I use the following lemma:
Let $W_1$ and $W_2$ be subspaces of a finite-dimensional vector space $V$. Let $S$ be a basis for the subspace $W_1 \cap W_2$. There are sets of vectors $T_1$ and $T_2$ such that $S \cup T_1$ is a basis for $W_1$ and $S \cup T_2$ is a basis for $W_2$. Also $S \cup T_1 \cup T_2$ is a basis for $W_1 + W_2$.
Claim: $\dim(W_1+W_2) = \dim(W_1)+\dim(W_2)-\dim(W_1 \cap W_2)$
Proof:
Let $S = \{x_1, ..., x_n\}$ be a basis for $W_1 \cap W_2$.

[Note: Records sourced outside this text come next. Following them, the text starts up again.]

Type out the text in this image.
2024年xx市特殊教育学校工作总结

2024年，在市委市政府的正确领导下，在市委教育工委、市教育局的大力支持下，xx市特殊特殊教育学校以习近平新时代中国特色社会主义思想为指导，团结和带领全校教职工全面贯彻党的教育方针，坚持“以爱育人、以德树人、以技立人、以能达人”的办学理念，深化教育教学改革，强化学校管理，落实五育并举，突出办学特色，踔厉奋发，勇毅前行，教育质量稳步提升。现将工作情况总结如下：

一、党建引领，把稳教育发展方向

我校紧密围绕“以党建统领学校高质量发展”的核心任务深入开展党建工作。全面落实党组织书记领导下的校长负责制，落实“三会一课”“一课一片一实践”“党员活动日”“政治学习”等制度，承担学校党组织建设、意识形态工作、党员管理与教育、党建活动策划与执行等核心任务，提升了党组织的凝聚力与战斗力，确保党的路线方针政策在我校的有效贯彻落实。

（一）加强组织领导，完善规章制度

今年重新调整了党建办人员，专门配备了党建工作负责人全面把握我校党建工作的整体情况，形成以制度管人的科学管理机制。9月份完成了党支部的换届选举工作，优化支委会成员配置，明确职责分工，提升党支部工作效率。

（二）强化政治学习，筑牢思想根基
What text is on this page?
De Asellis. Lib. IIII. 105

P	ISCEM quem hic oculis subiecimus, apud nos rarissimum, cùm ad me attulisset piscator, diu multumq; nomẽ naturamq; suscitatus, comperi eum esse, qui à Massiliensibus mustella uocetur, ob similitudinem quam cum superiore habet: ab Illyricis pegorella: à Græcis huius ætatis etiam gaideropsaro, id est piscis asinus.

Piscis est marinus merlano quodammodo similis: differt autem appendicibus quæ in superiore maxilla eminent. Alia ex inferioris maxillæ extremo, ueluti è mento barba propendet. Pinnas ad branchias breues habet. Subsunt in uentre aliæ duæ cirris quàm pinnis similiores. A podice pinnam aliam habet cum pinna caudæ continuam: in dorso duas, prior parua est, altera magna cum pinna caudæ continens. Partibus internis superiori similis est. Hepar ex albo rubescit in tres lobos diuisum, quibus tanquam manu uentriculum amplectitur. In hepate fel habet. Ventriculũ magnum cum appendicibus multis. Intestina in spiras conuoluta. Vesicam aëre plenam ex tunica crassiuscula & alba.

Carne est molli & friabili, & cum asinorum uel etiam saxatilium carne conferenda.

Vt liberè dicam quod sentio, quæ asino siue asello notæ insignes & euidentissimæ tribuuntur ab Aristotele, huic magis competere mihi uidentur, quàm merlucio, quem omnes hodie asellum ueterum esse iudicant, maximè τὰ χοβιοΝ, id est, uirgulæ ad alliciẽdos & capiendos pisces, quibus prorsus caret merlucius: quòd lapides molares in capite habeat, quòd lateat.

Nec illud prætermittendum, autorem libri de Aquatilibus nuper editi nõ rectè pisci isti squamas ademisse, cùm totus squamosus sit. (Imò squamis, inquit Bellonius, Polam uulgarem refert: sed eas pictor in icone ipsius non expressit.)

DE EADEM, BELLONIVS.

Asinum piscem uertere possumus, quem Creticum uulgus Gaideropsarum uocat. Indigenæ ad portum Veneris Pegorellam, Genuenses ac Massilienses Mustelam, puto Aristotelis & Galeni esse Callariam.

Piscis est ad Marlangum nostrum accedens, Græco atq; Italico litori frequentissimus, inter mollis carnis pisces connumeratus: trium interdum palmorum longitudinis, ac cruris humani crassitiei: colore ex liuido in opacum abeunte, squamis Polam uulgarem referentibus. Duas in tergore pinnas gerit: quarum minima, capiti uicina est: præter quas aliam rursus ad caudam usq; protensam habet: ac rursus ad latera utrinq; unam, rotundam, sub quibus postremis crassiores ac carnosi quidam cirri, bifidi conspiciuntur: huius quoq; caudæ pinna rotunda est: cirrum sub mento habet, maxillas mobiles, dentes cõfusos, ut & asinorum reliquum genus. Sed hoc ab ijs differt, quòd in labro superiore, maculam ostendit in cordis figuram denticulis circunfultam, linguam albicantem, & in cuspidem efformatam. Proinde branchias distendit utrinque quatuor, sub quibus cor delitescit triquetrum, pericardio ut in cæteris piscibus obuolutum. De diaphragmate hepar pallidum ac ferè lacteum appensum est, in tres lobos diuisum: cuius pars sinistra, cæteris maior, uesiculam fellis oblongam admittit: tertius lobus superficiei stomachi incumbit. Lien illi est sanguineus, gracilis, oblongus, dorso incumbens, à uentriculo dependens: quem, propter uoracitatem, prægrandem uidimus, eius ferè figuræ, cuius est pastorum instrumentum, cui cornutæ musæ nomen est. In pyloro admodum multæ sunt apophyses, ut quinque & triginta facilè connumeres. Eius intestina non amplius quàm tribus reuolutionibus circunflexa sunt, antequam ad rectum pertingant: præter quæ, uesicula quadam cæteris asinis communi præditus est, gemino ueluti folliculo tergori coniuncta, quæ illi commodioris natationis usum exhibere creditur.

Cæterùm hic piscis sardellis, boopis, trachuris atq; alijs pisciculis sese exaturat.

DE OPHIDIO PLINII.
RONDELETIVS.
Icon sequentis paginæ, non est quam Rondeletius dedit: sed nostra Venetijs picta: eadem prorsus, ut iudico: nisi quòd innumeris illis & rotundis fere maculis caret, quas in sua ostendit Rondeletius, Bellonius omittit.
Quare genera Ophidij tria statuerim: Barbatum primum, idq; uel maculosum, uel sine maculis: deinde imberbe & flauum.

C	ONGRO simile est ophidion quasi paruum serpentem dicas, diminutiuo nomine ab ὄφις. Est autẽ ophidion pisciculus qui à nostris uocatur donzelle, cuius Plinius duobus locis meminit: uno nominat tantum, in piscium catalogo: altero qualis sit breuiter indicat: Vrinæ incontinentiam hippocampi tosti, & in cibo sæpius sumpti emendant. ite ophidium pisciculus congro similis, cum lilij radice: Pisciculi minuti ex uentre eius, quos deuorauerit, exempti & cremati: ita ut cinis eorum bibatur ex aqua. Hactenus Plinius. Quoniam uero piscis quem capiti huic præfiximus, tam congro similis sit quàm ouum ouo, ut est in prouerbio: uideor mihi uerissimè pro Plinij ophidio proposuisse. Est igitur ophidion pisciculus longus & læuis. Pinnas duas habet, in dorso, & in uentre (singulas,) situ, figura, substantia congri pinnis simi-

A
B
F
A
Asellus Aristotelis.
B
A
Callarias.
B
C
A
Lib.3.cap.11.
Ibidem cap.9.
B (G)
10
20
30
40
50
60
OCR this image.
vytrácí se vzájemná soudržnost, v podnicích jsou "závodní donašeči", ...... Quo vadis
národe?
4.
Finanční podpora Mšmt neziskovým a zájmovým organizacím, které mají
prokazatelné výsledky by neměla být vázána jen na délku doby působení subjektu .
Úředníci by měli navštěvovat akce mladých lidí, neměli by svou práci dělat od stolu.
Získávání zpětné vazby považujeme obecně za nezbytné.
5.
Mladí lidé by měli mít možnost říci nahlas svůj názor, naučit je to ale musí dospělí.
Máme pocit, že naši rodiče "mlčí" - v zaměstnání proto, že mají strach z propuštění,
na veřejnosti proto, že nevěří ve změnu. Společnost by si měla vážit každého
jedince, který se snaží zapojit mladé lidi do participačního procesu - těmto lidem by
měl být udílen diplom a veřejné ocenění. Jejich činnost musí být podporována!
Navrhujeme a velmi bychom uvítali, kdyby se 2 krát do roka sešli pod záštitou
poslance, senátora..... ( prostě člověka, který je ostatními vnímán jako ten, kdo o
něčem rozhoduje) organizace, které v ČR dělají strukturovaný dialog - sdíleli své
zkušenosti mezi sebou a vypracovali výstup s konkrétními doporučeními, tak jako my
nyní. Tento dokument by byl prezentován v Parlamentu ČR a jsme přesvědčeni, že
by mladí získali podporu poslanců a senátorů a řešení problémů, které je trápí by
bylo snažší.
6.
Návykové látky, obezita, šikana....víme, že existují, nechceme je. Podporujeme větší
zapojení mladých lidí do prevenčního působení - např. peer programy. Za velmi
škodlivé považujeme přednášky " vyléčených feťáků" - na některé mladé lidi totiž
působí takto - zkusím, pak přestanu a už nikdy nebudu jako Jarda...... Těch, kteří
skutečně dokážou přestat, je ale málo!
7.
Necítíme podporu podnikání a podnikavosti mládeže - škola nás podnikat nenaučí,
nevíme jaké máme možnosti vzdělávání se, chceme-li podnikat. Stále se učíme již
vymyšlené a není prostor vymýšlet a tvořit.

$\implies \dim(W_1 \cap W_2)=n.$
By the lemma, $\exists \ T_1$ such that $S \cup T_1$ is a basis for $W_1$. Define $T_1 = \{y_1,...,y_a\}$.
$\implies S \cup T_1= \{x_1,...,x_n, y_1,...,y_a\}$.
$\implies \dim(W_1) = | S \cup T_1|=n+a$.
Furthermore, $\exists \ T_2$ such that $S \cup T_2$ is a basis for $W_2$. Define $T_2 = \{z_1,...,z_b\}$.
$\implies S \cup T_2= \{x_1,...,x_n, z_1,...,z_b\}$.
$\implies \dim(W_2) = | S \cup T_2|=n+b$.
Then the claim can be re-written as the following:
$\dim(W_1+W_2) = (n+a)+(n+b)-n=n+a+b$
Also, by the lemma we have that $S \cup T_1 \cup T_2$ is a basis for $W_1+W_2$.
Defined as the following, $S \cup T_1 \cup T_2 = \{x_1,...,x_n,y_1,...,y_a,z_1,...,z_b\}$.
$\implies \dim(W_1+W_2)=|S \cup T_1 \cup T_2|=n+a+b$.
Thus we can see that the claim does hold as needed.
If there is anything you can possibly point out, please do so. Will be appreciated!